JEUDI 23 OCTOBRE 2003

ALLONS-NOUS VRAIMENT VERS UNE RÉFORME DE LA FONCTION PUBLIQUE ?

Le statut de la Fonction publique signé en 1946 par Thorez qui se déclarait "le premier stalinien de France" n’a jamais été abrogé…

L’idée très générale que l’on rémunère les fonctionnaires au mérite plaît beaucoup au grand public. Dans le bistrot de mon village tout le monde en parle favorablement, y compris les deux gendarmes qui se réjouissent de pouvoir distribuer un peu plus de procès-verbaux d’excès de vitesse sur l’autoroute proche. Seul mon ami le buraliste grogne vaguement, après avoir découvert les joies de la grève pour la première fois de sa carrière, ce 20 octobre.

Simplement, lorsque l’on passe, du registre de la brève de comptoir, à l’examen de la réforme, proposée ce 23 octobre par le ministre surdoué Jean-Paul Delevoye, les choses se présentent un peu différemment.

D’abord, il ne s’agit pour le moment que d’une petite réforme de l’ENA et du statut de la très haute fonction publique. Le Figaro titre avec satisfaction en première page (1) : "Fonctionnaires : la réforme commence par en haut".

La bonne nouvelle concernerait quelque 500 personnages, et leur famille, qui bénéficieraient dès 2004 d’une hausse de 15 à 20 % de leurs traitements officiels. Les avantages en nature, non négligeables s’agissant de gens qui ont rang de préfets ou directeurs d’administration centrale, demeureraient inchangés dans leur évaluation fantaisiste et leur allocation arbitraire.

On ne voit pas très bien ce que les citoyens et les contribuables y gagneront.

Reconnaissons, d'ailleurs, que la fonction publique française, dans les 20 dernières années, a gagné en amabilité, si on la compare aux produits du statut de la Fonction publique mis en place par le ministre Maurice Thorez en 1946.

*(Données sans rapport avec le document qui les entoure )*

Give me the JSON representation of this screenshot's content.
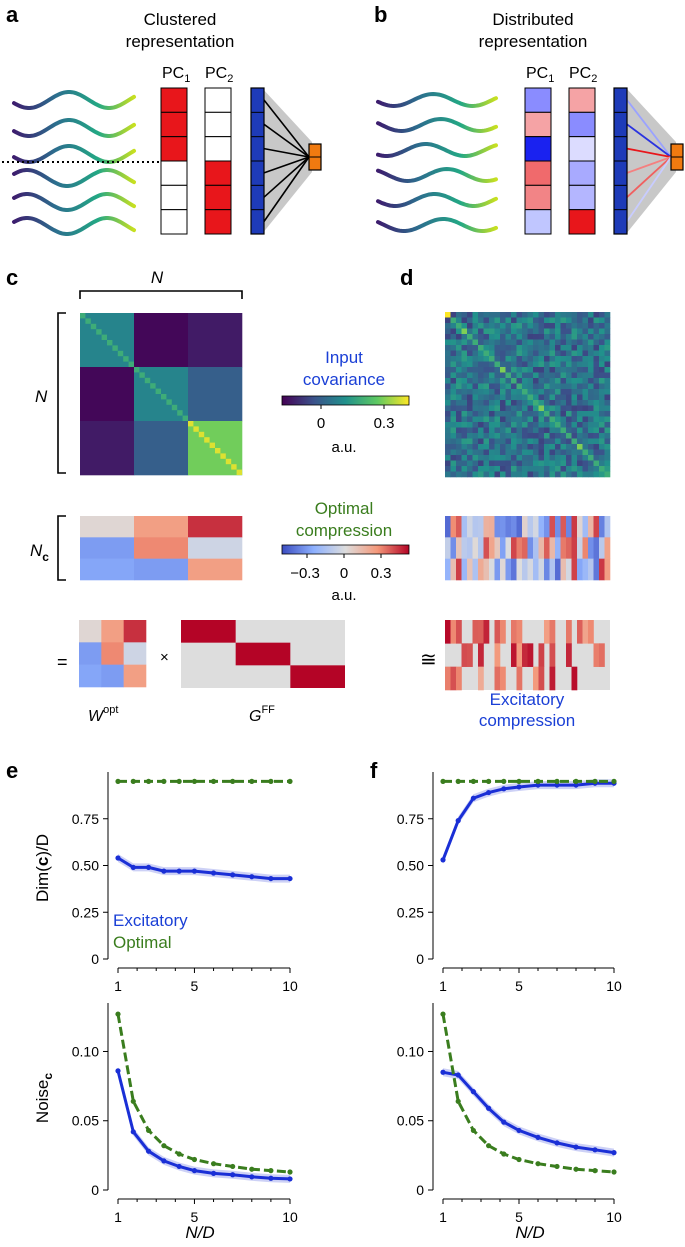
{
  "panels": {
    "a": {
      "letter": "a",
      "title_line1": "Clustered",
      "title_line2": "representation",
      "pc1": "PC",
      "pc2": "PC",
      "sub1": "1",
      "sub2": "2"
    },
    "b": {
      "letter": "b",
      "title_line1": "Distributed",
      "title_line2": "representation",
      "pc1": "PC",
      "pc2": "PC",
      "sub1": "1",
      "sub2": "2"
    },
    "c": {
      "letter": "c",
      "n_top": "N",
      "n_left": "N",
      "nc_main": "N",
      "nc_sub": "c",
      "w_main": "W",
      "w_sup": "opt",
      "g_main": "G",
      "g_sup": "FF",
      "equals": "=",
      "times": "×"
    },
    "d": {
      "letter": "d",
      "approx": "≅",
      "excitatory_line1": "Excitatory",
      "excitatory_line2": "compression"
    },
    "e": {
      "letter": "e"
    },
    "f": {
      "letter": "f"
    }
  },
  "colorbars": {
    "input": {
      "label_line1": "Input",
      "label_line2": "covariance",
      "ticks": [
        "0",
        "0.3"
      ],
      "unit": "a.u."
    },
    "optimal": {
      "label_line1": "Optimal",
      "label_line2": "compression",
      "ticks": [
        "−0.3",
        "0",
        "0.3"
      ],
      "unit": "a.u."
    }
  },
  "colors": {
    "excitatory": "#1a2fd6",
    "optimal": "#3a7d1e",
    "red": "#e8161b",
    "orange": "#f07a10",
    "navy": "#1e3bb8"
  },
  "chart_data": [
    {
      "panel": "e-top",
      "type": "line",
      "ylabel_main": "Dim(",
      "ylabel_bold": "c",
      "ylabel_rest": ")/D",
      "xlim": [
        1,
        10
      ],
      "ylim": [
        0,
        1.0
      ],
      "xticks": [
        "1",
        "5",
        "10"
      ],
      "yticks": [
        "0",
        "0.25",
        "0.50",
        "0.75"
      ],
      "legend": [
        "Excitatory",
        "Optimal"
      ],
      "series": [
        {
          "name": "Excitatory",
          "x": [
            1,
            1.8,
            2.6,
            3.4,
            4.2,
            5,
            6,
            7,
            8,
            9,
            10
          ],
          "values": [
            0.54,
            0.49,
            0.49,
            0.47,
            0.47,
            0.47,
            0.46,
            0.45,
            0.44,
            0.43,
            0.43
          ]
        },
        {
          "name": "Optimal",
          "x": [
            1,
            1.8,
            2.6,
            3.4,
            4.2,
            5,
            6,
            7,
            8,
            9,
            10
          ],
          "values": [
            0.95,
            0.95,
            0.95,
            0.95,
            0.95,
            0.95,
            0.95,
            0.95,
            0.95,
            0.95,
            0.95
          ]
        }
      ]
    },
    {
      "panel": "f-top",
      "type": "line",
      "xlim": [
        1,
        10
      ],
      "ylim": [
        0,
        1.0
      ],
      "xticks": [
        "1",
        "5",
        "10"
      ],
      "yticks": [
        "0",
        "0.25",
        "0.50",
        "0.75"
      ],
      "series": [
        {
          "name": "Excitatory",
          "x": [
            1,
            1.8,
            2.6,
            3.4,
            4.2,
            5,
            6,
            7,
            8,
            9,
            10
          ],
          "values": [
            0.53,
            0.74,
            0.86,
            0.89,
            0.91,
            0.92,
            0.93,
            0.93,
            0.93,
            0.94,
            0.94
          ]
        },
        {
          "name": "Optimal",
          "x": [
            1,
            1.8,
            2.6,
            3.4,
            4.2,
            5,
            6,
            7,
            8,
            9,
            10
          ],
          "values": [
            0.95,
            0.95,
            0.95,
            0.95,
            0.95,
            0.95,
            0.95,
            0.95,
            0.95,
            0.95,
            0.95
          ]
        }
      ]
    },
    {
      "panel": "e-bottom",
      "type": "line",
      "ylabel_main": "Noise",
      "ylabel_sub": "c",
      "xlabel": "N/D",
      "xlim": [
        1,
        10
      ],
      "ylim": [
        0,
        0.135
      ],
      "xticks": [
        "1",
        "5",
        "10"
      ],
      "yticks": [
        "0",
        "0.05",
        "0.10"
      ],
      "series": [
        {
          "name": "Excitatory",
          "x": [
            1,
            1.8,
            2.6,
            3.4,
            4.2,
            5,
            6,
            7,
            8,
            9,
            10
          ],
          "values": [
            0.086,
            0.042,
            0.028,
            0.021,
            0.017,
            0.014,
            0.012,
            0.011,
            0.0095,
            0.0085,
            0.008
          ]
        },
        {
          "name": "Optimal",
          "x": [
            1,
            1.8,
            2.6,
            3.4,
            4.2,
            5,
            6,
            7,
            8,
            9,
            10
          ],
          "values": [
            0.127,
            0.064,
            0.043,
            0.032,
            0.026,
            0.022,
            0.019,
            0.017,
            0.015,
            0.014,
            0.013
          ]
        }
      ]
    },
    {
      "panel": "f-bottom",
      "type": "line",
      "xlabel": "N/D",
      "xlim": [
        1,
        10
      ],
      "ylim": [
        0,
        0.135
      ],
      "xticks": [
        "1",
        "5",
        "10"
      ],
      "yticks": [
        "0",
        "0.05",
        "0.10"
      ],
      "series": [
        {
          "name": "Excitatory",
          "x": [
            1,
            1.8,
            2.6,
            3.4,
            4.2,
            5,
            6,
            7,
            8,
            9,
            10
          ],
          "values": [
            0.085,
            0.083,
            0.071,
            0.059,
            0.049,
            0.043,
            0.038,
            0.034,
            0.031,
            0.029,
            0.027
          ]
        },
        {
          "name": "Optimal",
          "x": [
            1,
            1.8,
            2.6,
            3.4,
            4.2,
            5,
            6,
            7,
            8,
            9,
            10
          ],
          "values": [
            0.127,
            0.064,
            0.043,
            0.032,
            0.026,
            0.022,
            0.019,
            0.017,
            0.015,
            0.014,
            0.013
          ]
        }
      ]
    }
  ]
}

Cependant, les textes signés par celui qui se déclarait, avec fierté, "le premier stalinien de France" n’ont jamais été abrogés.

Or, c’est peut-être par ce commencement-là qu’il faudrait débuter. Il faudrait mettre dans l’esprit de toute la fonction publique, du haut en bas, qu’elle est au service du public et non pas l’instrument d’une idée abstraite, vaguement totalitaire et probablement teintée de jansénisme, qu’on appelle pompeusement "l’État". Cet État, en triste état, n’est pas capable d’assumer ses missions les plus traditionnelles, celles qu’on appelle régaliennes, mais il se veut l’épine dorsale d’une nation qui, pourtant, fort heureusement, vaut beaucoup mieux que ses dirigeants.

Rehausser les carrières, renforcer les arrogances, réévaluer les rémunérations des gens qui propagent l’étatisme, ce n’est pas une réforme de liberté, c’est une catastrophe.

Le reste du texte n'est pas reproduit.